Take this summer, for example:
On my recent trip to Arizona, I made the effort to meet up with a couple blog readers (incidentally, readers who made the effort to meet up with me). Moments before each rendezvous, my palms were sweaty, my heart was racing, and my head was screaming at me to STOP THIS CRAZINESS, GO BACK HOME, PUT ON SWEATPANTS, AND WATCH SEASON ONE OF HOUSE.
But when I fought through the mental roadblocks, I found myself meeting—and having fantastic conversations—with some really wonderful people.
Take Alexa Mae, for example, who told me I could use her drama-filled life as a base for my first best-selling novel.
I expected our meeting at Golden Spoon to last for maybe thirty minutes, but it turned into two hours of some serious heart-to-heart girl talk, and I left feeling like I had become a better person just by having met such an inspiring soul. As I drove away, I couldn’t believe I’d almost chickened out two hours earlier.
Or take Liz (and Rory and Bruce and Dave), who drove FOUR HOURS and planned a family holiday around my passing through Idaho on my way back to Canada from Arizona.
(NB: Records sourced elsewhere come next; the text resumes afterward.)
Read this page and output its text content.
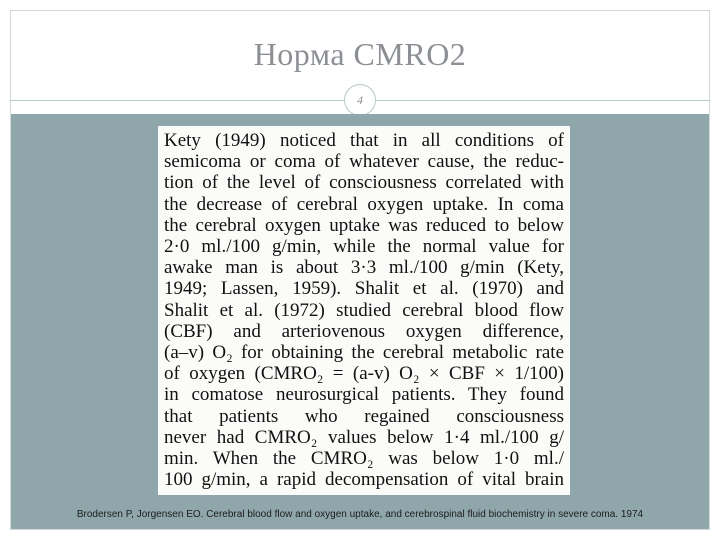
Норма CMRO2
4
Kety (1949) noticed that in all conditions of
semicoma or coma of whatever cause, the reduc-
tion of the level of consciousness correlated with
the decrease of cerebral oxygen uptake. In coma
the cerebral oxygen uptake was reduced to below
2·0 ml./100 g/min, while the normal value for
awake man is about 3·3 ml./100 g/min (Kety,
1949; Lassen, 1959). Shalit et al. (1970) and
Shalit et al. (1972) studied cerebral blood flow
(CBF) and arteriovenous oxygen difference,
(a–v) O₂ for obtaining the cerebral metabolic rate
of oxygen (CMRO₂ = (a-v) O₂ × CBF × 1/100)
in comatose neurosurgical patients. They found
that patients who regained consciousness
never had CMRO₂ values below 1·4 ml./100 g/
min. When the CMRO₂ was below 1·0 ml./
100 g/min, a rapid decompensation of vital brain
Brodersen P, Jorgensen EO. Cerebral blood flow and oxygen uptake, and cerebrospinal fluid biochemistry in severe coma. 1974
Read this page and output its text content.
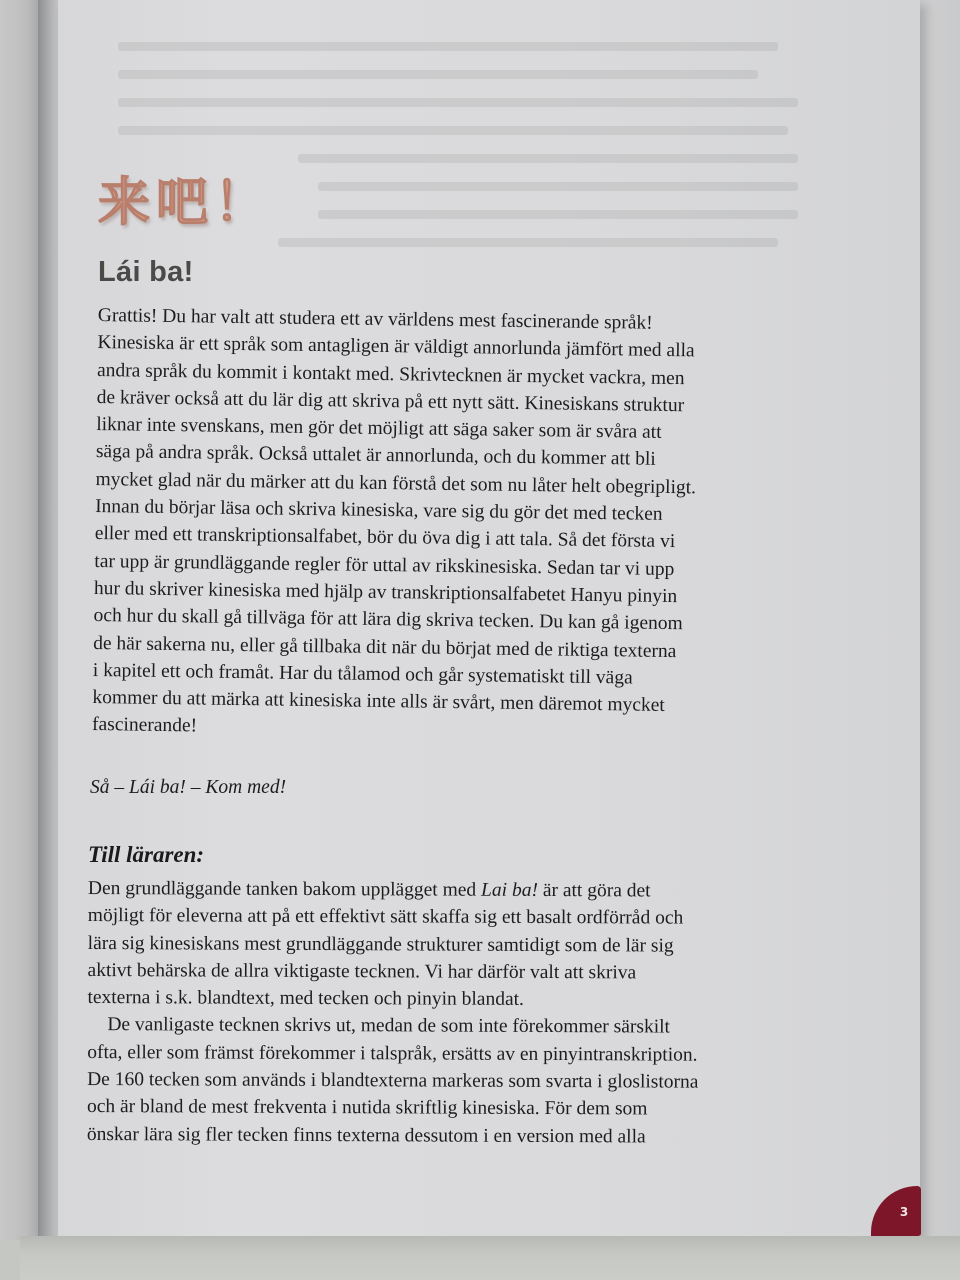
3
来吧！
Lái ba!
Grattis! Du har valt att studera ett av världens mest fascinerande språk!
Kinesiska är ett språk som antagligen är väldigt annorlunda jämfört med alla
andra språk du kommit i kontakt med. Skrivtecknen är mycket vackra, men
de kräver också att du lär dig att skriva på ett nytt sätt. Kinesiskans struktur
liknar inte svenskans, men gör det möjligt att säga saker som är svåra att
säga på andra språk. Också uttalet är annorlunda, och du kommer att bli
mycket glad när du märker att du kan förstå det som nu låter helt obegripligt.
Innan du börjar läsa och skriva kinesiska, vare sig du gör det med tecken
eller med ett transkriptionsalfabet, bör du öva dig i att tala. Så det första vi
tar upp är grundläggande regler för uttal av rikskinesiska. Sedan tar vi upp
hur du skriver kinesiska med hjälp av transkriptionsalfabetet Hanyu pinyin
och hur du skall gå tillväga för att lära dig skriva tecken. Du kan gå igenom
de här sakerna nu, eller gå tillbaka dit när du börjat med de riktiga texterna
i kapitel ett och framåt. Har du tålamod och går systematiskt till väga
kommer du att märka att kinesiska inte alls är svårt, men däremot mycket
fascinerande!
Så – Lái ba! – Kom med!
Till läraren:
Den grundläggande tanken bakom upplägget med Lai ba! är att göra det
möjligt för eleverna att på ett effektivt sätt skaffa sig ett basalt ordförråd och
lära sig kinesiskans mest grundläggande strukturer samtidigt som de lär sig
aktivt behärska de allra viktigaste tecknen. Vi har därför valt att skriva
texterna i s.k. blandtext, med tecken och pinyin blandat.
De vanligaste tecknen skrivs ut, medan de som inte förekommer särskilt
ofta, eller som främst förekommer i talspråk, ersätts av en pinyintranskription.
De 160 tecken som används i blandtexterna markeras som svarta i gloslistorna
och är bland de mest frekventa i nutida skriftlig kinesiska. För dem som
önskar lära sig fler tecken finns texterna dessutom i en version med alla
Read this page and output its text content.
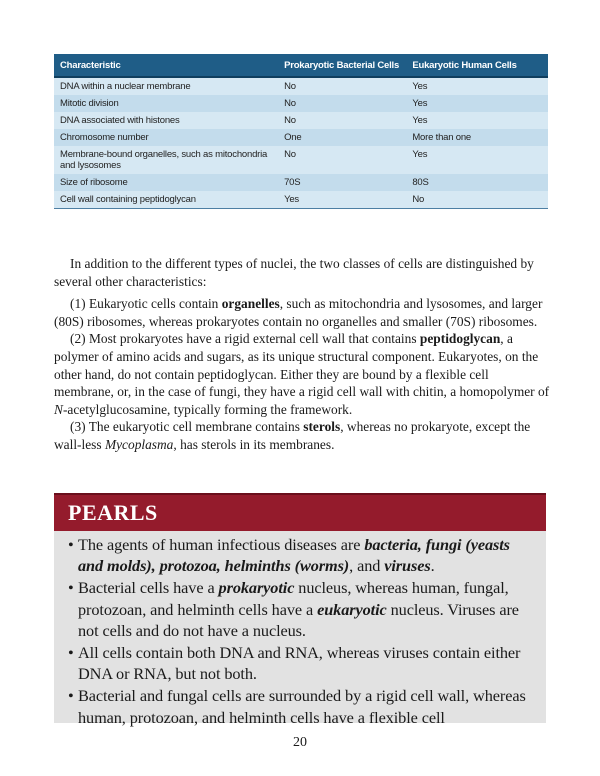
Characteristic	Prokaryotic Bacterial Cells	Eukaryotic Human Cells
DNA within a nuclear membrane	No	Yes
Mitotic division	No	Yes
DNA associated with histones	No	Yes
Chromosome number	One	More than one
Membrane-bound organelles, such as mitochondria and lysosomes	No	Yes
Size of ribosome	70S	80S
Cell wall containing peptidoglycan	Yes	No

In addition to the different types of nuclei, the two classes of cells are distinguished by several other characteristics:

(1) Eukaryotic cells contain organelles, such as mitochondria and lysosomes, and larger (80S) ribosomes, whereas prokaryotes contain no organelles and smaller (70S) ribosomes.

(2) Most prokaryotes have a rigid external cell wall that contains peptidoglycan, a polymer of amino acids and sugars, as its unique structural component. Eukaryotes, on the other hand, do not contain peptidoglycan. Either they are bound by a flexible cell membrane, or, in the case of fungi, they have a rigid cell wall with chitin, a homopolymer of N-acetylglucosamine, typically forming the framework.

(3) The eukaryotic cell membrane contains sterols, whereas no prokaryote, except the wall-less Mycoplasma, has sterols in its membranes.

PEARLS
• The agents of human infectious diseases are bacteria, fungi (yeasts and molds), protozoa, helminths (worms), and viruses.
• Bacterial cells have a prokaryotic nucleus, whereas human, fungal, protozoan, and helminth cells have a eukaryotic nucleus. Viruses are not cells and do not have a nucleus.
• All cells contain both DNA and RNA, whereas viruses contain either DNA or RNA, but not both.
• Bacterial and fungal cells are surrounded by a rigid cell wall, whereas human, protozoan, and helminth cells have a flexible cell
20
(Side note: I told my sister, who was accompanying me back to Canada, that we were stopping for dinner with people who were driving four hours to meet me, and she said, “Four HOURS to meet YOU? Why would anybody do THAT?” I had to agree that it was crazy, but I was also extremely honoured. [Don’t worry, my sister loves me. She’s just cheap and would never drive four hours to meet me anywhere.])
I was totally flaky about the whole thing, promising to call and forgetting to call, blah blah blah, but they were so forgiving of my exhaustion and social terribleness. They told us all about how they met and how they got from there to here in their lives. Liz even told me how my posting had disappointed her lately, and even though she said it nicely, I was sufficiently shamed, and have kept that thought in my mind over the past month of struggling to get my blog back in order.
Again, the time flew, turning into a two-and-a-half hour dinner at Applebee’s. When the time had come for us to pay our cheques and hit the road again, my sister (who’d tagged along with me to Canada) kicked me under the table just in time for me to see that Liz’s husband had paid for our dinner, too—and we had even told the waitress before Liz and Dave got there that we wanted to split the bill! We protested heartily, but the damage was done, and all we could do was thank them for their graciousness and generosity.
As with my meeting with Alexa, I left feeling uplifted and inspired—a completely different person from the freaked out social-anxiety-ridden blogger from a few hours earlier.
These experiences serve as a testament to the fact that, when I put my mind to it (and when presented with kind and willing souls), I can make friends and it can be worthwhile. Relationships can be meaningful, and maybe even life-changing (and not only for the worse, as I previously maintained).
So I’ve decided to open my mind toward friendships, because I think it a worthwhile cause. Sure, I could trust people who will stab me in the back with hundreds of splintery toothpicks—in fact, I expect to, based on past experiences.
In fact, already I’ve gotten crapped on a few times, but I guess that’s just the risk you take when you try to soar with the Friendship Eagles. And I’m slowly convincing myself that the view from the clouds will be worth the dry cleaner’s bill it takes to get there.